= Pele Defense Fund =

The Pele Defense Fund (PDF) is a nonprofit organization dedicated to defending traditional Hawaiian rights and customs, especially those related to the Hawaiian goddess Pele.

== Founding ==
The PDF was founded in April 1985 to protect Pele and the rights of Native Hawaiians. The founders are Palikapuokamohoaliʻi Dedman, Dr. Noa Emmett Aluli, and Lehua Lopez, with the titles president, vice president, and secretary-treasurer respectively.

== Activities ==

Protecting the Wao Kele O Puna rainforest was a primary reason for the creation of the PDF and protecting it has been the focus of many of the organization's activities. They view geothermal development of the area as a threat to their ability to practice religion. Dedman, the PDF president, has compared the drilling in the rainforest to “trashing a Christian cathedral.” The PDF hired an outside consulting firm to evaluate the geothermal plans and firm estimated it would cost $4 billion, two to three times as much as the state estimated.

=== 1988 Ad Campaign ===

In February 1988, the PDF worked with the Public Media Center in San Francisco to run full-page ads in the Sunday edition of nine newspapers.

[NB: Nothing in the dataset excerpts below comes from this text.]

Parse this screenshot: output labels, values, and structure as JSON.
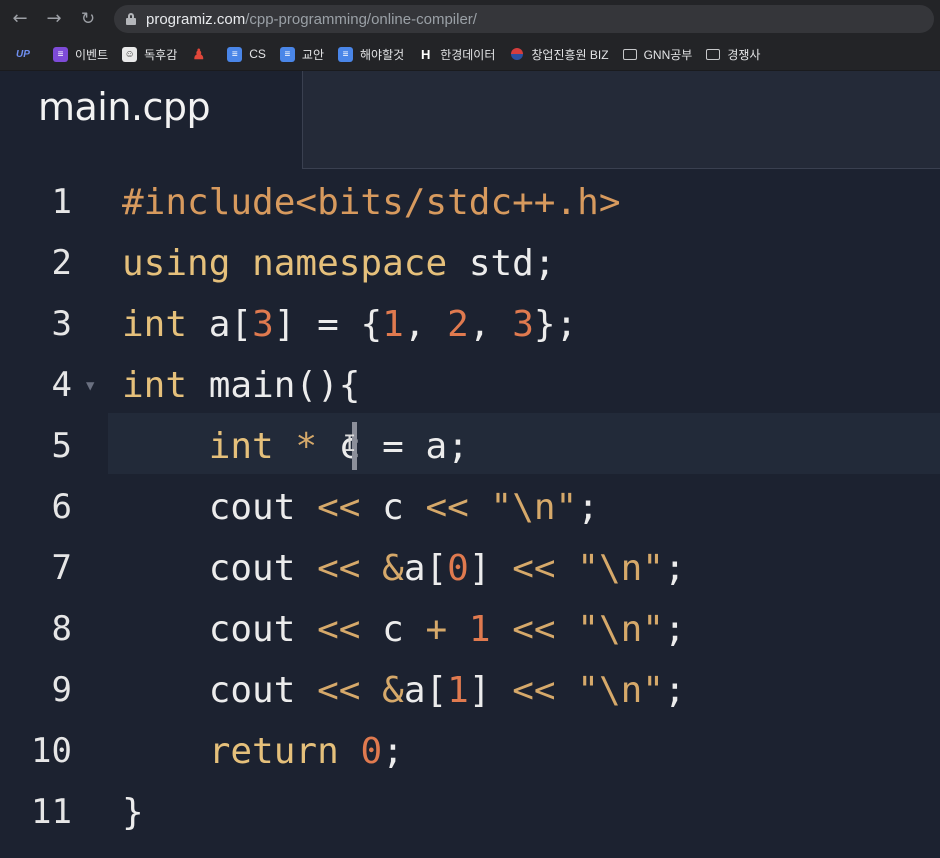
{
  "browser": {
    "back_icon": "back-arrow-icon",
    "forward_icon": "forward-arrow-icon",
    "reload_icon": "reload-icon",
    "url_host": "programiz.com",
    "url_path": "/cpp-programming/online-compiler/"
  },
  "bookmarks": [
    {
      "label": "",
      "icon": "up-icon"
    },
    {
      "label": "이벤트",
      "icon": "list-icon"
    },
    {
      "label": "독후감",
      "icon": "chat-icon"
    },
    {
      "label": "",
      "icon": "person-icon"
    },
    {
      "label": "CS",
      "icon": "doc-icon"
    },
    {
      "label": "교안",
      "icon": "doc-icon"
    },
    {
      "label": "해야할것",
      "icon": "doc-icon"
    },
    {
      "label": "한경데이터",
      "icon": "h-icon"
    },
    {
      "label": "창업진흥원 BIZ",
      "icon": "korea-icon"
    },
    {
      "label": "GNN공부",
      "icon": "folder-icon"
    },
    {
      "label": "경쟁사",
      "icon": "folder-icon"
    }
  ],
  "editor": {
    "tab_title": "main.cpp",
    "line_numbers": [
      "1",
      "2",
      "3",
      "4",
      "5",
      "6",
      "7",
      "8",
      "9",
      "10",
      "11"
    ],
    "lines": [
      [
        {
          "t": "#include",
          "c": "t-inc"
        },
        {
          "t": "<bits/stdc++.h>",
          "c": "t-inc"
        }
      ],
      [
        {
          "t": "using",
          "c": "t-kw"
        },
        {
          "t": " ",
          "c": "t-plain"
        },
        {
          "t": "namespace",
          "c": "t-kw"
        },
        {
          "t": " std;",
          "c": "t-plain"
        }
      ],
      [
        {
          "t": "int",
          "c": "t-kw"
        },
        {
          "t": " a[",
          "c": "t-plain"
        },
        {
          "t": "3",
          "c": "t-num"
        },
        {
          "t": "] = {",
          "c": "t-plain"
        },
        {
          "t": "1",
          "c": "t-num"
        },
        {
          "t": ", ",
          "c": "t-plain"
        },
        {
          "t": "2",
          "c": "t-num"
        },
        {
          "t": ", ",
          "c": "t-plain"
        },
        {
          "t": "3",
          "c": "t-num"
        },
        {
          "t": "};",
          "c": "t-plain"
        }
      ],
      [
        {
          "t": "int",
          "c": "t-kw"
        },
        {
          "t": " main(){",
          "c": "t-plain"
        }
      ],
      [
        {
          "t": "    ",
          "c": "t-plain"
        },
        {
          "t": "int",
          "c": "t-kw"
        },
        {
          "t": " * ",
          "c": "t-op"
        },
        {
          "t": "c = a;",
          "c": "t-plain"
        }
      ],
      [
        {
          "t": "    cout ",
          "c": "t-plain"
        },
        {
          "t": "<<",
          "c": "t-op"
        },
        {
          "t": " c ",
          "c": "t-plain"
        },
        {
          "t": "<<",
          "c": "t-op"
        },
        {
          "t": " ",
          "c": "t-plain"
        },
        {
          "t": "\"\\n\"",
          "c": "t-str"
        },
        {
          "t": ";",
          "c": "t-plain"
        }
      ],
      [
        {
          "t": "    cout ",
          "c": "t-plain"
        },
        {
          "t": "<<",
          "c": "t-op"
        },
        {
          "t": " ",
          "c": "t-plain"
        },
        {
          "t": "&",
          "c": "t-op"
        },
        {
          "t": "a[",
          "c": "t-plain"
        },
        {
          "t": "0",
          "c": "t-num"
        },
        {
          "t": "] ",
          "c": "t-plain"
        },
        {
          "t": "<<",
          "c": "t-op"
        },
        {
          "t": " ",
          "c": "t-plain"
        },
        {
          "t": "\"\\n\"",
          "c": "t-str"
        },
        {
          "t": ";",
          "c": "t-plain"
        }
      ],
      [
        {
          "t": "    cout ",
          "c": "t-plain"
        },
        {
          "t": "<<",
          "c": "t-op"
        },
        {
          "t": " c ",
          "c": "t-plain"
        },
        {
          "t": "+",
          "c": "t-op"
        },
        {
          "t": " ",
          "c": "t-plain"
        },
        {
          "t": "1",
          "c": "t-num"
        },
        {
          "t": " ",
          "c": "t-plain"
        },
        {
          "t": "<<",
          "c": "t-op"
        },
        {
          "t": " ",
          "c": "t-plain"
        },
        {
          "t": "\"\\n\"",
          "c": "t-str"
        },
        {
          "t": ";",
          "c": "t-plain"
        }
      ],
      [
        {
          "t": "    cout ",
          "c": "t-plain"
        },
        {
          "t": "<<",
          "c": "t-op"
        },
        {
          "t": " ",
          "c": "t-plain"
        },
        {
          "t": "&",
          "c": "t-op"
        },
        {
          "t": "a[",
          "c": "t-plain"
        },
        {
          "t": "1",
          "c": "t-num"
        },
        {
          "t": "] ",
          "c": "t-plain"
        },
        {
          "t": "<<",
          "c": "t-op"
        },
        {
          "t": " ",
          "c": "t-plain"
        },
        {
          "t": "\"\\n\"",
          "c": "t-str"
        },
        {
          "t": ";",
          "c": "t-plain"
        }
      ],
      [
        {
          "t": "    ",
          "c": "t-plain"
        },
        {
          "t": "return",
          "c": "t-kw"
        },
        {
          "t": " ",
          "c": "t-plain"
        },
        {
          "t": "0",
          "c": "t-num"
        },
        {
          "t": ";",
          "c": "t-plain"
        }
      ],
      [
        {
          "t": "}",
          "c": "t-plain"
        }
      ]
    ],
    "fold_icon": "fold-arrow-icon"
  }
}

The campaign included a $35,000 ad in the New York Times with the text “Come to Hawaii. Swim in polluted water. Breathe toxic fumes. See ugly electric towers.” The ad, which asked people to send protest coupons to Governor Waiheʻe and Senator Daniel Inouye, raised enough money to cover its cost and gained support from environmental groups and national attention. Financial and energy experts from the mainland studied the plan for geothermal drilling and issued assessments on the cost and feasibility that were contrary to the state's claims.

After the campaign, the PDF raised major funding from sources including the Alexander Gerbode Foundation and the Tides Foundation and Wao Kele O Puna gained the attention of efforts to protect rainforests across the world.

=== Protest ===

On March 25, 1990, a protest by the Pele Defense Fund organized 1,500 Pele practitioners and supporters to attempt to enter the drilling site at Wao Kele O Puna and conduct a religious ceremony. The protest resulted in 141 people charged with trespassing. The protest was one of Hawaii's largest acts of civil disobedience and the largest single act of peaceful disobedience in the United States to save a rainforest.

=== Court Cases ===

The PDF has filed over a dozen court actions.

- In Pele Defense Fund v. William Paty, et al. the Hawaiʻi Supreme Court ruling set a controversial precedent that a practitioner's customary and traditional rights are not limited to the ahupuaʻa in which the practitioner resides.
- In Aluli v. Lewin the Hawaiʻi State Supreme Court ruled that permits for geothermal drilling are not to be issued until the Department of Health sets rules for ambient air quality.